Sehubungan dengan peristiwa anarkis tersebut, Yusuf meminta Polri untuk tegas menggunakan aturan hukum menindak para pengunjuk rasa yang melakukan perbuatan yang anarkis, seperti penyerangan terhadap polisi yang bertugas, perusakan dan pembakaran fasilitas umum.
“Usut melalui presedur dan mekanisme penegakan hukum siapa pun yang melakukan tindak pidana penyerangan aparat yang bertugas, perusakan dan pembakaran fasilitas umum,” ujarnya.

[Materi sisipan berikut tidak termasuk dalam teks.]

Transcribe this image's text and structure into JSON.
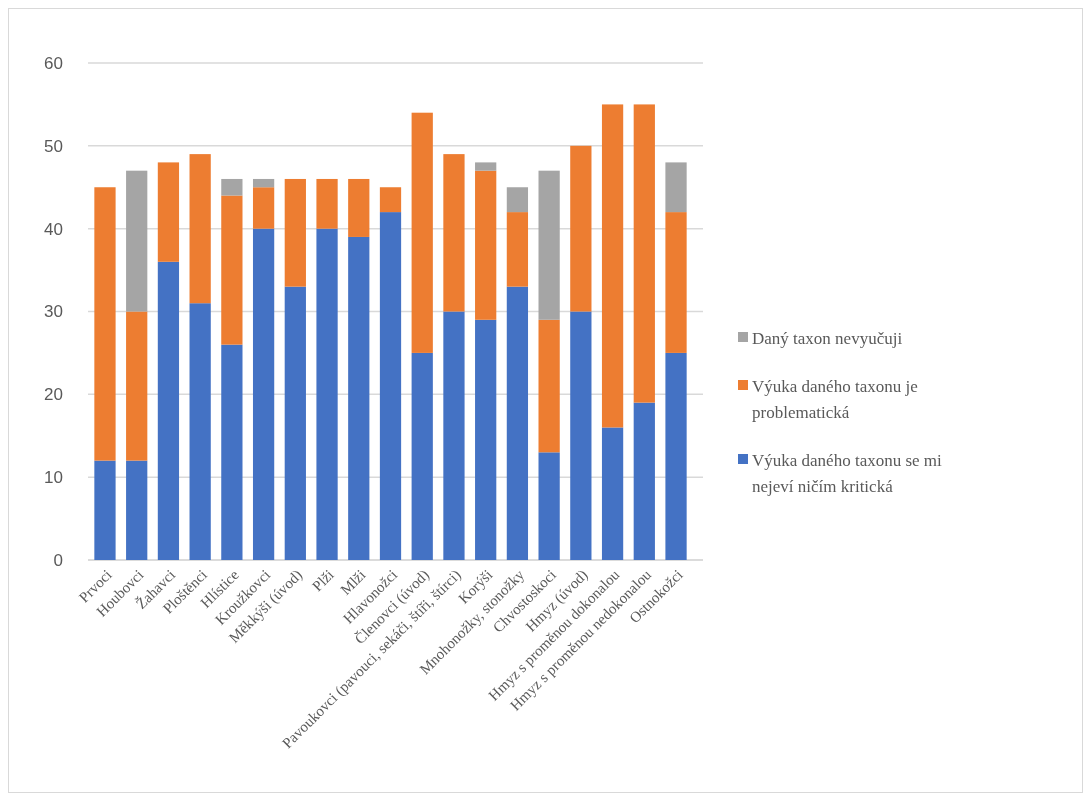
{
  "chart_data": {
    "type": "bar",
    "stacked": true,
    "categories": [
      "Prvoci",
      "Houbovci",
      "Žahavci",
      "Ploštěnci",
      "Hlístice",
      "Kroužkovci",
      "Měkkýši (úvod)",
      "Plži",
      "Mlži",
      "Hlavonožci",
      "Členovci (úvod)",
      "Pavoukovci (pavouci, sekáči, štíři, štírci)",
      "Korýši",
      "Mnohonožky, stonožky",
      "Chvostoskoci",
      "Hmyz (úvod)",
      "Hmyz s proměnou dokonalou",
      "Hmyz s proměnou nedokonalou",
      "Ostnokožci"
    ],
    "series": [
      {
        "name": "Výuka daného taxonu se mi nejeví ničím kritická",
        "color": "#4472c4",
        "values": [
          12,
          12,
          36,
          31,
          26,
          40,
          33,
          40,
          39,
          42,
          25,
          30,
          29,
          33,
          13,
          30,
          16,
          19,
          25
        ]
      },
      {
        "name": "Výuka daného taxonu je problematická",
        "color": "#ed7d31",
        "values": [
          33,
          18,
          12,
          18,
          18,
          5,
          13,
          6,
          7,
          3,
          29,
          19,
          18,
          9,
          16,
          20,
          39,
          36,
          17
        ]
      },
      {
        "name": "Daný taxon nevyučuji",
        "color": "#a5a5a5",
        "values": [
          null,
          17,
          null,
          null,
          2,
          1,
          null,
          null,
          null,
          null,
          null,
          null,
          1,
          3,
          18,
          null,
          null,
          null,
          6
        ]
      }
    ],
    "ylim": [
      0,
      60
    ],
    "yticks": [
      0,
      10,
      20,
      30,
      40,
      50,
      60
    ],
    "grid": "y",
    "legend": "right"
  }
}
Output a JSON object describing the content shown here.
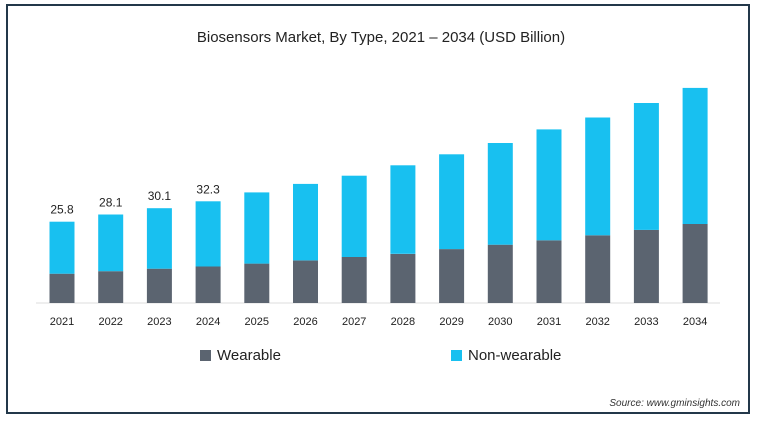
{
  "chart_data": {
    "type": "bar",
    "stacked": true,
    "title": "Biosensors Market, By Type, 2021 – 2034 (USD Billion)",
    "categories": [
      "2021",
      "2022",
      "2023",
      "2024",
      "2025",
      "2026",
      "2027",
      "2028",
      "2029",
      "2030",
      "2031",
      "2032",
      "2033",
      "2034"
    ],
    "series": [
      {
        "name": "Wearable",
        "color": "#5b6470",
        "values": [
          9.3,
          10.1,
          10.9,
          11.6,
          12.5,
          13.5,
          14.6,
          15.6,
          17.1,
          18.5,
          19.9,
          21.5,
          23.2,
          25.1
        ]
      },
      {
        "name": "Non-wearable",
        "color": "#18c0f0",
        "values": [
          16.5,
          18.0,
          19.2,
          20.7,
          22.6,
          24.3,
          25.8,
          28.1,
          30.1,
          32.3,
          35.2,
          37.4,
          40.3,
          43.2
        ]
      }
    ],
    "data_labels": [
      "25.8",
      "28.1",
      "30.1",
      "32.3"
    ],
    "ylim": [
      0,
      80
    ],
    "legend_position": "bottom",
    "grid": false
  },
  "source": "Source: www.gminsights.com"
}
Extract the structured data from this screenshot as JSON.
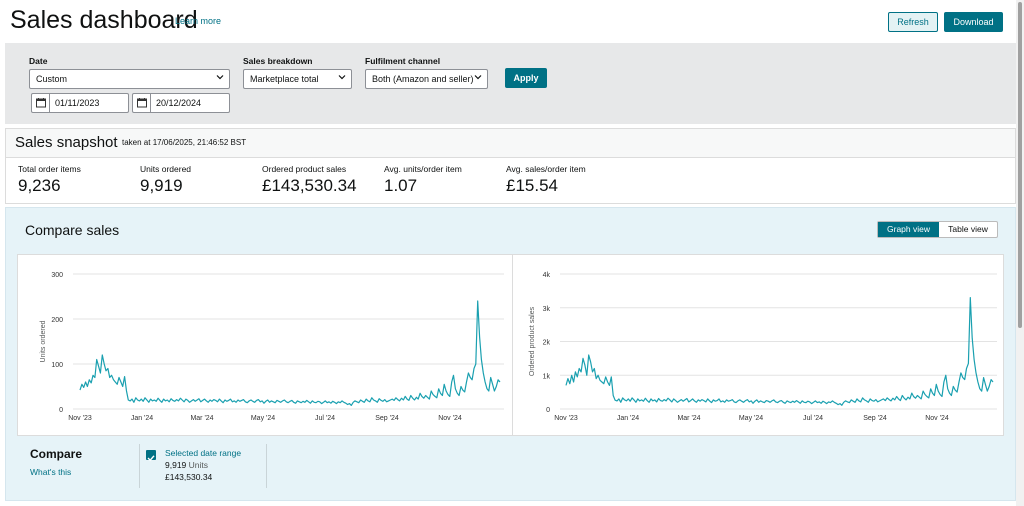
{
  "header": {
    "title": "Sales dashboard",
    "learn_more": "Learn more",
    "refresh_label": "Refresh",
    "download_label": "Download"
  },
  "filters": {
    "date_label": "Date",
    "date_value": "Custom",
    "start_date": "01/11/2023",
    "end_date": "20/12/2024",
    "breakdown_label": "Sales breakdown",
    "breakdown_value": "Marketplace total",
    "channel_label": "Fulfilment channel",
    "channel_value": "Both (Amazon and seller)",
    "apply_label": "Apply"
  },
  "snapshot": {
    "title": "Sales snapshot",
    "taken": "taken at 17/06/2025, 21:46:52 BST",
    "metrics": [
      {
        "label": "Total order items",
        "value": "9,236"
      },
      {
        "label": "Units ordered",
        "value": "9,919"
      },
      {
        "label": "Ordered product sales",
        "value": "£143,530.34"
      },
      {
        "label": "Avg. units/order item",
        "value": "1.07"
      },
      {
        "label": "Avg. sales/order item",
        "value": "£15.54"
      }
    ]
  },
  "compare": {
    "title": "Compare sales",
    "graph_view": "Graph view",
    "table_view": "Table view",
    "footer_title": "Compare",
    "whats_this": "What's this",
    "legend_label": "Selected date range",
    "legend_units_value": "9,919",
    "legend_units_word": "Units",
    "legend_sales": "£143,530.34"
  },
  "colors": {
    "accent": "#007185",
    "line": "#1aa0b0",
    "filter_bg": "#e7e8e9",
    "compare_bg": "#e6f3f8"
  },
  "chart_data": [
    {
      "type": "line",
      "ylabel": "Units ordered",
      "xlabel": "",
      "ylim": [
        0,
        300
      ],
      "yticks": [
        "0",
        "100",
        "200",
        "300"
      ],
      "xticks": [
        "Nov '23",
        "Jan '24",
        "Mar '24",
        "May '24",
        "Jul '24",
        "Sep '24",
        "Nov '24"
      ],
      "grid": true,
      "series": [
        {
          "x_start": "2023-11-01",
          "x_end": "2024-12-20",
          "values": [
            42,
            55,
            48,
            60,
            50,
            65,
            58,
            75,
            70,
            110,
            95,
            80,
            120,
            100,
            85,
            90,
            70,
            75,
            65,
            60,
            55,
            70,
            60,
            50,
            72,
            40,
            20,
            18,
            22,
            15,
            25,
            20,
            18,
            22,
            17,
            25,
            20,
            15,
            22,
            18,
            20,
            17,
            24,
            19,
            15,
            22,
            18,
            20,
            16,
            23,
            19,
            17,
            21,
            18,
            24,
            20,
            16,
            22,
            19,
            15,
            18,
            21,
            17,
            20,
            23,
            16,
            19,
            22,
            18,
            15,
            20,
            17,
            21,
            19,
            16,
            22,
            18,
            14,
            20,
            17,
            19,
            22,
            16,
            18,
            15,
            20,
            17,
            19,
            21,
            16,
            14,
            18,
            20,
            17,
            15,
            19,
            21,
            16,
            18,
            13,
            17,
            20,
            15,
            18,
            16,
            14,
            19,
            17,
            15,
            18,
            20,
            16,
            14,
            17,
            19,
            15,
            13,
            18,
            16,
            14,
            17,
            15,
            19,
            16,
            13,
            18,
            15,
            14,
            17,
            16,
            12,
            15,
            18,
            14,
            16,
            13,
            17,
            15,
            12,
            16,
            14,
            18,
            15,
            13,
            10,
            12,
            8,
            15,
            18,
            16,
            14,
            20,
            17,
            15,
            22,
            18,
            16,
            25,
            20,
            18,
            15,
            23,
            19,
            17,
            21,
            16,
            18,
            20,
            22,
            19,
            25,
            21,
            18,
            24,
            20,
            28,
            22,
            19,
            30,
            24,
            20,
            26,
            22,
            35,
            28,
            24,
            30,
            26,
            22,
            40,
            32,
            28,
            25,
            45,
            35,
            30,
            55,
            40,
            32,
            28,
            60,
            75,
            45,
            35,
            30,
            50,
            42,
            38,
            60,
            80,
            70,
            65,
            90,
            100,
            240,
            160,
            110,
            80,
            60,
            45,
            40,
            70,
            55,
            40,
            50,
            65,
            60
          ]
        }
      ]
    },
    {
      "type": "line",
      "ylabel": "Ordered product sales",
      "xlabel": "",
      "ylim": [
        0,
        4000
      ],
      "yticks": [
        "0",
        "1k",
        "2k",
        "3k",
        "4k"
      ],
      "xticks": [
        "Nov '23",
        "Jan '24",
        "Mar '24",
        "May '24",
        "Jul '24",
        "Sep '24",
        "Nov '24"
      ],
      "grid": true,
      "series": [
        {
          "x_start": "2023-11-01",
          "x_end": "2024-12-20",
          "values": [
            700,
            900,
            750,
            1000,
            800,
            1100,
            950,
            1200,
            1100,
            1500,
            1300,
            1000,
            1600,
            1400,
            1100,
            1200,
            900,
            1000,
            850,
            800,
            750,
            950,
            800,
            700,
            950,
            400,
            260,
            240,
            300,
            200,
            330,
            270,
            240,
            300,
            230,
            330,
            270,
            200,
            300,
            240,
            270,
            230,
            320,
            250,
            200,
            300,
            240,
            270,
            210,
            310,
            250,
            230,
            280,
            240,
            320,
            270,
            210,
            300,
            250,
            200,
            240,
            280,
            230,
            270,
            310,
            210,
            250,
            300,
            240,
            200,
            270,
            230,
            280,
            250,
            210,
            300,
            240,
            190,
            270,
            230,
            250,
            300,
            210,
            240,
            200,
            270,
            230,
            250,
            280,
            210,
            190,
            240,
            270,
            230,
            200,
            250,
            280,
            210,
            240,
            170,
            230,
            270,
            200,
            240,
            210,
            190,
            250,
            230,
            200,
            240,
            270,
            210,
            190,
            230,
            250,
            200,
            170,
            240,
            210,
            190,
            230,
            200,
            250,
            210,
            170,
            240,
            200,
            190,
            230,
            210,
            160,
            200,
            240,
            190,
            210,
            170,
            230,
            200,
            160,
            210,
            190,
            240,
            200,
            170,
            130,
            160,
            110,
            200,
            240,
            210,
            190,
            270,
            230,
            200,
            300,
            240,
            210,
            330,
            270,
            240,
            200,
            300,
            250,
            230,
            280,
            210,
            240,
            270,
            300,
            250,
            330,
            280,
            240,
            320,
            270,
            370,
            300,
            250,
            400,
            320,
            270,
            350,
            300,
            470,
            370,
            320,
            400,
            350,
            300,
            530,
            430,
            370,
            330,
            600,
            470,
            400,
            730,
            530,
            430,
            370,
            800,
            1000,
            600,
            470,
            400,
            670,
            560,
            500,
            800,
            1070,
            930,
            870,
            1200,
            1350,
            3300,
            2100,
            1470,
            1070,
            800,
            600,
            530,
            930,
            730,
            530,
            670,
            870,
            800
          ]
        }
      ]
    }
  ]
}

Sembari itu, Yusuf juga meminta pihak Polri melalui Propam untuk memeriksa dan menindak terhadap anggota Polri yang bertugas tidak sesuai dengan SOP penanganan unjuk rasa. “Indonesia adalah negara hukum. Siapa pun yang melakukan pelanggaran hukum harus ditindak. Dalam mengemukakan kemerdekaan menyampaikan pendapat di muka umum, sebagaimana diatur dalam UU No. 9/1998 harus mematuhi hukum yang berlaku,” tandasnya. (bs)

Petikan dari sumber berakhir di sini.